Paru aux Éditions XO en 2015, 371 pages. Roman.

EN DEUX MOTS

Une bonne histoire menée tambour battant, un final inattendu. Tous les ingrédients sont réunis pour un bon moment de lecture.

Les cinq premières lignes.
« 1971. N’aie pas peur, Arthur. Saute ! Je te rattrape au vol. Tu… Tu es sûr, papa ? J’ai cinq ans. les jambes dans le vide, je suis assis sur le plus haut matelas du lit superposé que je partage avec mon frère. Les bras ouverts, mon père me regarde d’un œil bienveillant. Vas-y, mon grand ! »

L’auteur. Guillaume Musso est un écrivain français né à Antibes le 6 juin 1974. Professeur de sciences économiques, il est passionné de littérature et par les Etats Unis où il séjourné plusieurs mois lorsqu’il avait 19 ans. Son premier roman Et après paraît en 2004 et le succès est immédiat et planétaire, le livre étant même adapté pour le cinéma en 2009. Depuis, Guillaume Musso a publié plusieurs autres romans, au rythme de un par an environ, rencontrant chaque fois le même succès auprès de lecteurs assidus à travers le monde.

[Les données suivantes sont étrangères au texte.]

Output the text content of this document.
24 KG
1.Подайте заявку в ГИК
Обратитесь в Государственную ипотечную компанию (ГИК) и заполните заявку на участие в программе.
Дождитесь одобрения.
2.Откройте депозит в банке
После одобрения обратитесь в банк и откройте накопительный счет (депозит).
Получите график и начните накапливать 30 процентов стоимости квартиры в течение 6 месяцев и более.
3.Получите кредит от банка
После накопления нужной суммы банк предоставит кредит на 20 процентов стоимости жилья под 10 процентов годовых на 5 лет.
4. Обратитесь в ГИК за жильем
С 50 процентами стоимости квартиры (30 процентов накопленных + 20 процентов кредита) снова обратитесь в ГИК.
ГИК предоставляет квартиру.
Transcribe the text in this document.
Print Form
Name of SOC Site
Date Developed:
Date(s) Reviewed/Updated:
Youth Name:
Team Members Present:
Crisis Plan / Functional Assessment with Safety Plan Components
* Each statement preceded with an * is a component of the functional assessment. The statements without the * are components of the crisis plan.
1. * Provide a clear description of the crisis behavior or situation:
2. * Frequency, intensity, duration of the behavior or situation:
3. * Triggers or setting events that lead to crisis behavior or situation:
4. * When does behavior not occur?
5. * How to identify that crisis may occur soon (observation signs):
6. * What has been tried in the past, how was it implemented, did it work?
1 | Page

L’histoire. Boston au printemps 1991, Franck Costello convie son fils Arthur qu’il n’a pas vu depuis des mois à une partie de pêche. Une fois arrivés au Phare des vingt-quatre vents, la résidence secondaire des Costello, Franck explique à Arthur qu’il en héritera à sa mort, mais pose deux conditions : il ne devra en aucun cas le vendre ni sous aucun prétexte ouvrir la porte métallique située au fond de la cave et dont il a muré l’accès il y a des années.
Le soir même, après le départ de son père, Arthur ne peut résister à la tentation de descendre à la cave muni d’une masse afin de voir par lui-même ce qui se cache derrière cette porte. Dès lors qu’il la franchit, sa vie bascule dans une autre dimension. Il est victime de la malédiction des vingt-quatre vents, condamné à voir défiler vingt-quatre ans en seulement vingt-quatre jours.
Au cours de ses pérégrinations spatio-temporelles, Arthur retrouvera son propre grand-père, mystérieusement disparu dans les années 1950, et lui-même victime de la malédiction. Il rencontrera aussi Lisa, la femme de sa vie… Je n’en dirai pas plus.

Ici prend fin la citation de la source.